Aber dass einer jetzt schon, vor Karfreitag und vor Ostern, indirekt und unbewusst solch ein Zeugnis von sich gibt, das ist außergewöhnlich. Und noch dazu ist es ein Römer, dem der Gott Israels egal ist, dem ein Messias nichts bedeutet und der mit Gottes Sohn so nichts zu schaffen hat. Übrigens: Es wird auch wieder ein römischer Hauptmann sein, der das unter dem Kreuz Jesu bezeugt: „Wahrlich, dieser ist Gottes Sohn gewesen“, sagt er, als Jesus gestorben ist (Matthäus 27,54).
Jesus selbst wundert sich über diesen Glauben. Und er wundert sich auch nicht. Denn das wird geschehen, das haben schon die Propheten angekündigt: „Viele werden kommen von Osten und von Westen und mit Abraham und Isaak und Jakob im Himmelreich zu Tisch sitzen.“ Jesus greift auf, was die Propheten schon lange vorher angekündigt haben.
Jesaja prophezeit: „… viele Völker werden hingehen und sagen: Kommt, lasst uns hinaufgehen zum Berg des Herrn, zum Hause des Gottes Jakobs, dass er uns lehre seine Wege und wir wandeln auf seinen Steigen! Denn von Zion wird Weisung ausgehen und des Herrn Wort von Jerusalem.“ (Jesaja 2,3) Micha (Kapitel 4) gebraucht fast die gleichen Worte, Sacharja (Kapitel 8) greift den Gedanken auf. Und die Psalmen rufen die Heiden zum Lob Gottes auf. Einen – Psalm 117 – haben wir vorhin gesungen („Lobt Gott, denn Herrn, ihr Heiden all“ – Ev. Gesangbuch Nr. 293).
Das Reich Gottes, es ist schon nahe, es ist schon mitten unter euch. Das ist die Botschaft von Jesus. Und die Wahrheit zeigt sich auch darin, dass Heiden, dass andere Nationen in Jesus den Sohn Gottes erkennen.
Die Frage, welchen Dienstgrad Jesus wohl hatte, ziehe ich zurück. Der Vergleich hinkt, denn er ist viel zu klein gedacht. Aber als Gedankenanstoß nehme ich die Frage mit.
Wen sehen wir, wenn wir auf Jesus schauen?
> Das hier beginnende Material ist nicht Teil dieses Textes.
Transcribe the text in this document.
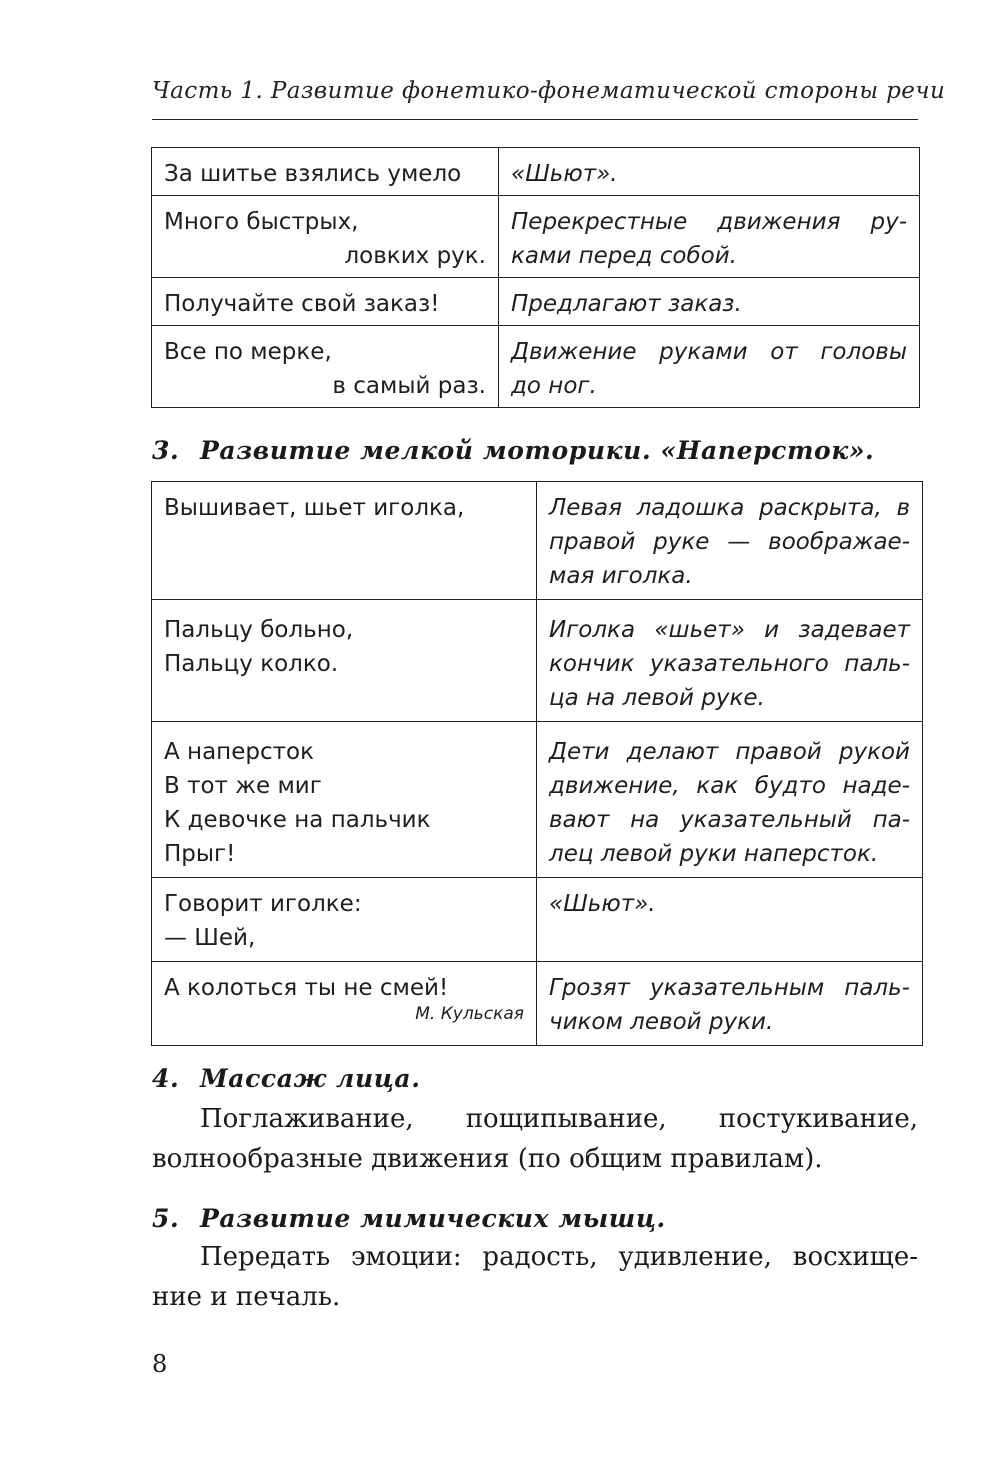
Часть 1. Развитие фонетико-фонематической стороны речи
За шитье взялись умело	«Шьют».

Много быстрых,
ловких рук.	Перекрестные движения ру-
ками перед собой.

Получайте свой заказ!	Предлагают заказ.

Все по мерке,
в самый раз.	Движение руками от головы
до ног.
3. Развитие мелкой моторики. «Наперсток».
Вышивает, шьет иголка,	Левая ладошка раскрыта, в
правой руке — воображае-
мая иголка.

Пальцу больно,
Пальцу колко.	Иголка «шьет» и задевает
кончик указательного паль-
ца на левой руке.

А наперсток
В тот же миг
К девочке на пальчик
Прыг!	Дети делают правой рукой
движение, как будто наде-
вают на указательный па-
лец левой руки наперсток.

Говорит иголке:
— Шей,	«Шьют».

А колоться ты не смей!
М. Кульская	Грозят указательным паль-
чиком левой руки.
4. Массаж лица.
Поглаживание, пощипывание, постукивание,
волнообразные движения (по общим правилам).
5. Развитие мимических мышц.
Передать эмоции: радость, удивление, восхище-
ние и печаль.
8
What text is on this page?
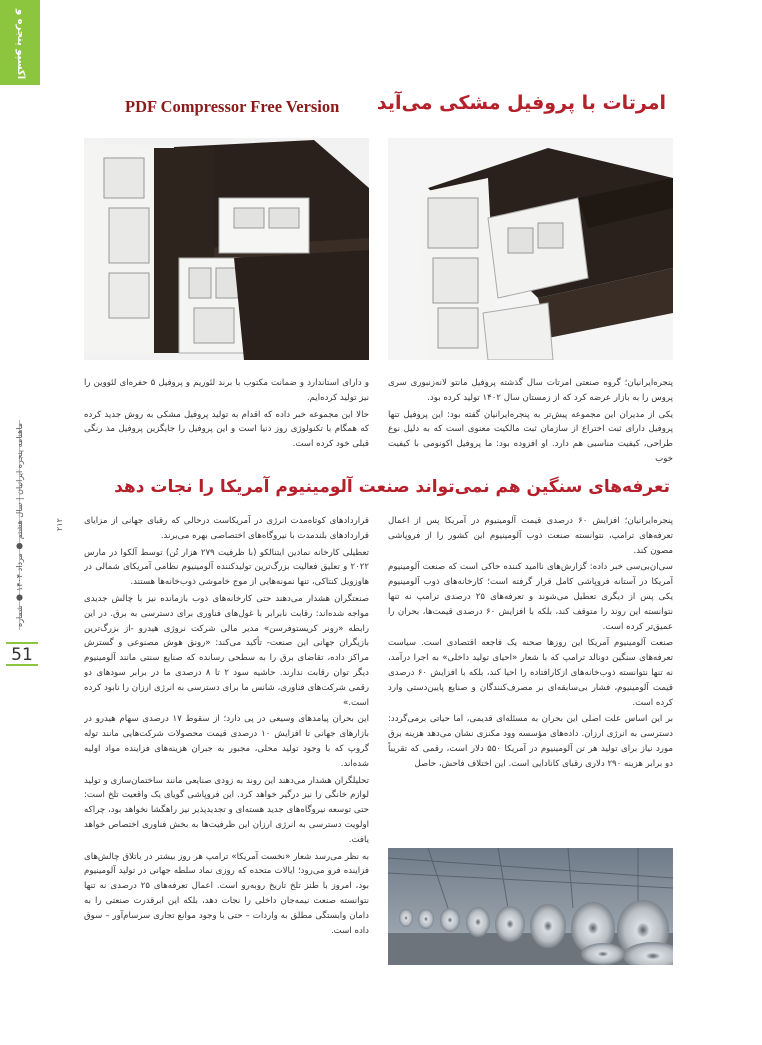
اکسپو پنجره و
ماهنامه پنجره ایرانیان | سال هشتم ● مرداد ۱۴۰۴ ● شماره ۲۱۲
51
PDF Compressor Free Version	امرتات با پروفیل مشکی می‌آید

پنجره‌ایرانیان؛ گروه صنعتی امرتات سال گذشته پروفیل مانتو لانه‌زنبوری سری پروس را به بازار عرضه کرد که از زمستان سال ۱۴۰۲ تولید کرده بود.

یکی از مدیران این مجموعه پیش‌تر به پنجره‌ایرانیان گفته بود: این پروفیل تنها پروفیل دارای ثبت اختراع از سازمان ثبت مالکیت معنوی است که به دلیل نوع طراحی، کیفیت مناسبی هم دارد. او افزوده بود: ما پروفیل اکونومی با کیفیت خوب

و دارای استاندارد و ضمانت مکتوب با برند لئوریم و پروفیل ۵ حفره‌ای لئووین را نیز تولید کرده‌ایم.

حالا این مجموعه خبر داده که اقدام به تولید پروفیل مشکی به روش جدید کرده که همگام با تکنولوژی روز دنیا است و این پروفیل را جایگزین پروفیل مذ رنگی قبلی خود کرده است.

تعرفه‌های سنگین هم نمی‌تواند صنعت آلومینیوم آمریکا را نجات دهد

پنجره‌ایرانیان؛ افزایش ۶۰ درصدی قیمت آلومینیوم در آمریکا پس از اعمال تعرفه‌های ترامپ، نتوانسته صنعت ذوب آلومینیوم این کشور را از فروپاشی مصون کند.

سی‌ان‌بی‌سی خبر داده: گزارش‌های ناامید کننده حاکی است که صنعت آلومینیوم آمریکا در آستانه فروپاشی کامل قرار گرفته است؛ کارخانه‌های ذوب آلومینیوم یکی پس از دیگری تعطیل می‌شوند و تعرفه‌های ۲۵ درصدی ترامپ نه تنها نتوانسته این روند را متوقف کند، بلکه با افزایش ۶۰ درصدی قیمت‌ها، بحران را عمیق‌تر کرده است.

صنعت آلومینیوم آمریکا این روزها صحنه یک فاجعه اقتصادی است. سیاست تعرفه‌های سنگین دونالد ترامپ که با شعار «احیای تولید داخلی» به اجرا درآمد، نه تنها نتوانسته ذوب‌خانه‌های ازکارافتاده را احیا کند، بلکه با افزایش ۶۰ درصدی قیمت آلومینیوم، فشار بی‌سابقه‌ای بر مصرف‌کنندگان و صنایع پایین‌دستی وارد کرده است.

بر این اساس علت اصلی این بحران به مسئله‌ای قدیمی، اما حیاتی برمی‌گردد: دسترسی به انرژی ارزان. داده‌های مؤسسه وود مکنزی نشان می‌دهد هزینه برق مورد نیاز برای تولید هر تن آلومینیوم در آمریکا ۵۵۰ دلار است، رقمی که تقریباً دو برابر هزینه ۲۹۰ دلاری رقبای کانادایی است. این اختلاف فاحش، حاصل

قراردادهای کوتاه‌مدت انرژی در آمریکاست درحالی که رقبای جهانی از مزایای قراردادهای بلندمدت با نیروگاه‌های اختصاصی بهره می‌برند.

تعطیلی کارخانه نمادین ایتنالکو (با ظرفیت ۲۷۹ هزار تُن) توسط آلکوا در مارس ۲۰۲۲ و تعلیق فعالیت بزرگ‌ترین تولیدکننده آلومینیوم نظامی آمریکای شمالی در هاوزویل کنتاکی، تنها نمونه‌هایی از موج خاموشی ذوب‌خانه‌ها هستند.

صنعتگران هشدار می‌دهند حتی کارخانه‌های ذوب بازمانده نیز با چالش جدیدی مواجه شده‌اند: رقابت نابرابر با غول‌های فناوری برای دسترسی به برق. در این رابطه «رونر کریستوفرسن» مدیر مالی شرکت نروژی هیدرو -از بزرگ‌ترین بازیگران جهانی این صنعت- تأکید می‌کند: «رونق هوش مصنوعی و گسترش مراکز داده، تقاضای برق را به سطحی رسانده که صنایع سنتی مانند آلومینیوم دیگر توان رقابت ندارند. حاشیه سود ۲ تا ۸ درصدی ما در برابر سودهای دو رقمی شرکت‌های فناوری، شانس ما برای دسترسی به انرژی ارزان را نابود کرده است.»

این بحران پیامدهای وسیعی در پی دارد؛ از سقوط ۱۷ درصدی سهام هیدرو در بازارهای جهانی تا افزایش ۱۰ درصدی قیمت محصولات شرکت‌هایی مانند توله گروپ که با وجود تولید محلی، مجبور به جبران هزینه‌های فزاینده مواد اولیه شده‌اند.

تحلیلگران هشدار می‌دهند این روند به زودی صنایعی مانند ساختمان‌سازی و تولید لوازم خانگی را نیز درگیر خواهد کرد. این فروپاشی گویای یک واقعیت تلخ است: حتی توسعه نیروگاه‌های جدید هسته‌ای و تجدیدپذیر نیز راهگشا نخواهد بود، چراکه اولویت دسترسی به انرژی ارزان این ظرفیت‌ها به بخش فناوری اختصاص خواهد یافت.

به نظر می‌رسد شعار «نخست آمریکا» ترامپ هر روز بیشتر در باتلاق چالش‌های فزاینده فرو می‌رود؛ ایالات متحده که روزی نماد سلطه جهانی در تولید آلومینیوم بود، امروز با طنز تلخ تاریخ روبه‌رو است. اعمال تعرفه‌های ۲۵ درصدی نه تنها نتوانسته صنعت نیمه‌جان داخلی را نجات دهد، بلکه این ابرقدرت صنعتی را به دامان وابستگی مطلق به واردات – حتی با وجود موانع تجاری سرسام‌آور – سوق داده است.
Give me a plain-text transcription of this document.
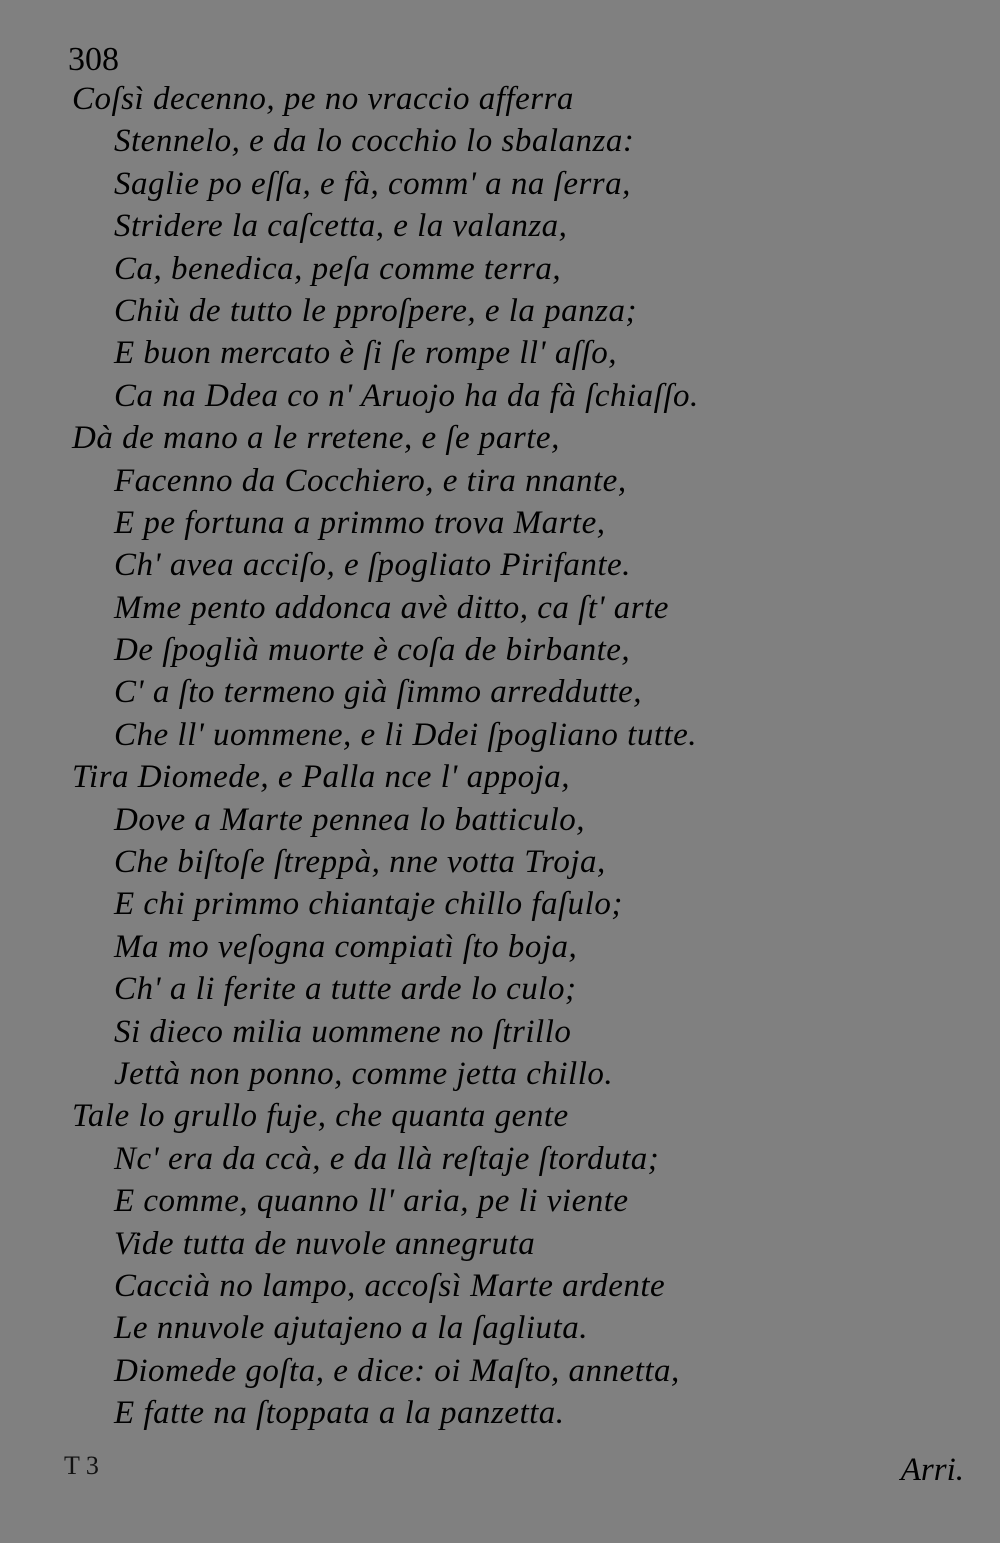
308
Coſsì decenno, pe no vraccio afferra
Stennelo, e da lo cocchio lo sbalanza:
Saglie po eſſa, e fà, comm' a na ſerra,
Stridere la caſcetta, e la valanza,
Ca, benedica, peſa comme terra,
Chiù de tutto le pproſpere, e la panza;
E buon mercato è ſi ſe rompe ll' aſſo,
Ca na Ddea co n' Aruojo ha da fà ſchiaſſo.
Dà de mano a le rretene, e ſe parte,
Facenno da Cocchiero, e tira nnante,
E pe fortuna a primmo trova Marte,
Ch' avea acciſo, e ſpogliato Pirifante.
Mme pento addonca avè ditto, ca ſt' arte
De ſpoglià muorte è coſa de birbante,
C' a ſto termeno già ſimmo arreddutte,
Che ll' uommene, e li Ddei ſpogliano tutte.
Tira Diomede, e Palla nce l' appoja,
Dove a Marte pennea lo batticulo,
Che biſtoſe ſtreppà, nne votta Troja,
E chi primmo chiantaje chillo faſulo;
Ma mo veſogna compiatì ſto boja,
Ch' a li ferite a tutte arde lo culo;
Si dieco milia uommene no ſtrillo
Jettà non ponno, comme jetta chillo.
Tale lo grullo fuje, che quanta gente
Nc' era da ccà, e da llà reſtaje ſtorduta;
E comme, quanno ll' aria, pe li viente
Vide tutta de nuvole annegruta
Caccià no lampo, accoſsì Marte ardente
Le nnuvole ajutajeno a la ſagliuta.
Diomede goſta, e dice: oi Maſto, annetta,
E fatte na ſtoppata a la panzetta.
T 3	Arri.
Sehen wir einen von vielen, durchaus ernst zu nehmenden Wundertätern und guten Menschen? Viele denken so über Jesus: Toller Mensch, wendet sich den Schwachen zu, bringt Heil und Segen, ethisch-moralisch ist er auf der Höhe, fürchtet keine Obrigkeit, redet niemanden nach dem Mund, ist sanftmütig und stark zu gleich, eine Autorität. Schön. Da gibt’s noch mehr von dieser Sorte. Bewundernswert. Aber ist das alles?
„Sprich nur ein Wort“, sagt der Hauptmann. Denn dein Wort allein hat Gewicht. Dein Wort allein schafft die Welt. Dein Wort allein weckt Tote auf. Dein Wort allein gibt Leben (Johannes 6,68). Jesus ist der Herr allein. Ihm gehört alle Ehre. Es gibt nichts Besseres, als ihm das Leben anzuvertrauen, ihm zu glauben.
„Sprich nur ein Wort, so wird meine Seele gesund.“ Katholische Christen sagen diese Worte direkt vor dem Empfang des Abendmahls. Ein bisschen abgewandelt sind sie von dem, was der Hauptmann sagt. Sie zeigen gut, was wir glauben dürfen und wie wir auf Jesus zugehen können. Er ist der Herr allen Lebens und er gibt das Leben. „Sprich nur ein Wort so wird meine Seele gesund.“ Amen.